Like Kia, Hyundai’s largest manufacturing plant is in South Korea. This plant produces 1.6 million vehicles annually.

Moving operations to the United States would come with unfavorable price differences, which would likely be passed down to consumers. Alongside the higher average hourly rate in the U.S., the cost of raw materials would likely increase when sourcing U.S. goods.

Volkswagen

Volkswagen’s home base is in Germany, with factories in Europe, South America and Africa. Similar to South Korea, Germany is facing a 25% tariff.

The average hourly rate for a manufacturing worker in Germany is 17 euros, which equates to about $19. Couple the higher hourly rate with more expensive raw materials, and producing Volkswagen vehicles in the United States could be costly.

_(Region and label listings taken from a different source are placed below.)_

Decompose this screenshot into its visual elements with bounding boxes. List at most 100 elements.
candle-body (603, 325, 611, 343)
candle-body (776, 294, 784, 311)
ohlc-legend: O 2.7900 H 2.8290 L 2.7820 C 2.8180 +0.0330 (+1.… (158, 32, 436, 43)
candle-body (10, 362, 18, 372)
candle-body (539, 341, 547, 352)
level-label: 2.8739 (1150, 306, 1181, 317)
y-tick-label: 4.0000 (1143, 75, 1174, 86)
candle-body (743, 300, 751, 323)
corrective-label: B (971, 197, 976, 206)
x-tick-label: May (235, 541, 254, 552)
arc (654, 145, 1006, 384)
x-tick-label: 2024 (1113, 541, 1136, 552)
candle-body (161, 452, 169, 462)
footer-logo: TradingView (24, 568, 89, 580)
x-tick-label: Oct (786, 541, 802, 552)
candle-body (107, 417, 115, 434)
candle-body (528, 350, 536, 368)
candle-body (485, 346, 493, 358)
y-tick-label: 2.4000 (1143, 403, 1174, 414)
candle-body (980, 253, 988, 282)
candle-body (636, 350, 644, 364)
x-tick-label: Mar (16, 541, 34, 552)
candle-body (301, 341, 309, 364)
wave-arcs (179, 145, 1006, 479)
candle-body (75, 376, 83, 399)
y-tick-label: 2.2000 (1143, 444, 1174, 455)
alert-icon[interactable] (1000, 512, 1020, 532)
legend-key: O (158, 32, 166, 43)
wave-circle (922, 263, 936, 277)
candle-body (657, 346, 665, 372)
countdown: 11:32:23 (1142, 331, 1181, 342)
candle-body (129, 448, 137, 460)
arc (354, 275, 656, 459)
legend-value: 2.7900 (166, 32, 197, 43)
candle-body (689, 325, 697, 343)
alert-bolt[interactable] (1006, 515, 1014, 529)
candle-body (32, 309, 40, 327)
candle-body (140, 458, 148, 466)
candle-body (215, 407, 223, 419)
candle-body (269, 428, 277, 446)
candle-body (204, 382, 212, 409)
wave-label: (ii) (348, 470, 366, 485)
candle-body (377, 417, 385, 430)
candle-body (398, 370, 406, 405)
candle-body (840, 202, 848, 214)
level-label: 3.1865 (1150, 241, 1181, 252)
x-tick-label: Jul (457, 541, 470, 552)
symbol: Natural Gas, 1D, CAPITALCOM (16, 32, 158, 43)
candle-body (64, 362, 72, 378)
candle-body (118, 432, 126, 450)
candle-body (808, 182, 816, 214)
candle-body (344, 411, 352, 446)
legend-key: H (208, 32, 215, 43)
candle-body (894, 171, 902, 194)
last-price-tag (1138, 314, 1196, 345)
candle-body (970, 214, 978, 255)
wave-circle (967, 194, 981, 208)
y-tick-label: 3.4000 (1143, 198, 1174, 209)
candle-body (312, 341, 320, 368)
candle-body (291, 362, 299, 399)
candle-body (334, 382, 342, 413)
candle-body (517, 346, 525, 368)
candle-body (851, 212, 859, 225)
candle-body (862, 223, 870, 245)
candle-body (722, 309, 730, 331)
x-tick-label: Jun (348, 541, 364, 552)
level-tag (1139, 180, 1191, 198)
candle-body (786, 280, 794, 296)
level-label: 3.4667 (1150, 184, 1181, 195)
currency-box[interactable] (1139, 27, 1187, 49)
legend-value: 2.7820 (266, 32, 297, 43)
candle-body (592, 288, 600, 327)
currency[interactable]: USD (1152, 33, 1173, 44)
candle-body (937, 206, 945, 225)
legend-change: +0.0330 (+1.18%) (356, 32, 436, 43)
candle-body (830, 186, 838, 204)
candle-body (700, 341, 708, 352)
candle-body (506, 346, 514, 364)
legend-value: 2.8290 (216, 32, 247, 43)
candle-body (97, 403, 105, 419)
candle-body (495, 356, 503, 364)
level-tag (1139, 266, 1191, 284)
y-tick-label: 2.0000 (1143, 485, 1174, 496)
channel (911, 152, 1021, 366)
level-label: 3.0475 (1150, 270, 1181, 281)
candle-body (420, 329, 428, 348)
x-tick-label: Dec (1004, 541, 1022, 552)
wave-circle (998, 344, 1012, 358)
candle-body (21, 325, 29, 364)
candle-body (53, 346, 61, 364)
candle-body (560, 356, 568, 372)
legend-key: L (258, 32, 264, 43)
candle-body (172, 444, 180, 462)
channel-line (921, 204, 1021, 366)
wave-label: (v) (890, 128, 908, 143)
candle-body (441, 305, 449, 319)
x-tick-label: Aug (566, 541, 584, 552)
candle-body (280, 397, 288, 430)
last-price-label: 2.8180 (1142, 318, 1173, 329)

“VW manufactures a lot of its automobiles in countries such as Mexico, where production costs are lower,” said Black. “If they had to switch entirely to the U.S., from labor to raw materials to taxes, all of that would add to the price. That budget Jetta would no longer be so budget friendly.”

Volvo

Sweden is home to Volvo, with other facilities in China, Belgium and the U.S.

Following the same trend, the average hourly rate for a manufacturing worker in Sweden is much lower than in the United States at 141 krona per hour or $14. Solely manufacturing Volvo in the United States could result in higher prices due to increased labor rates and costs for raw materials.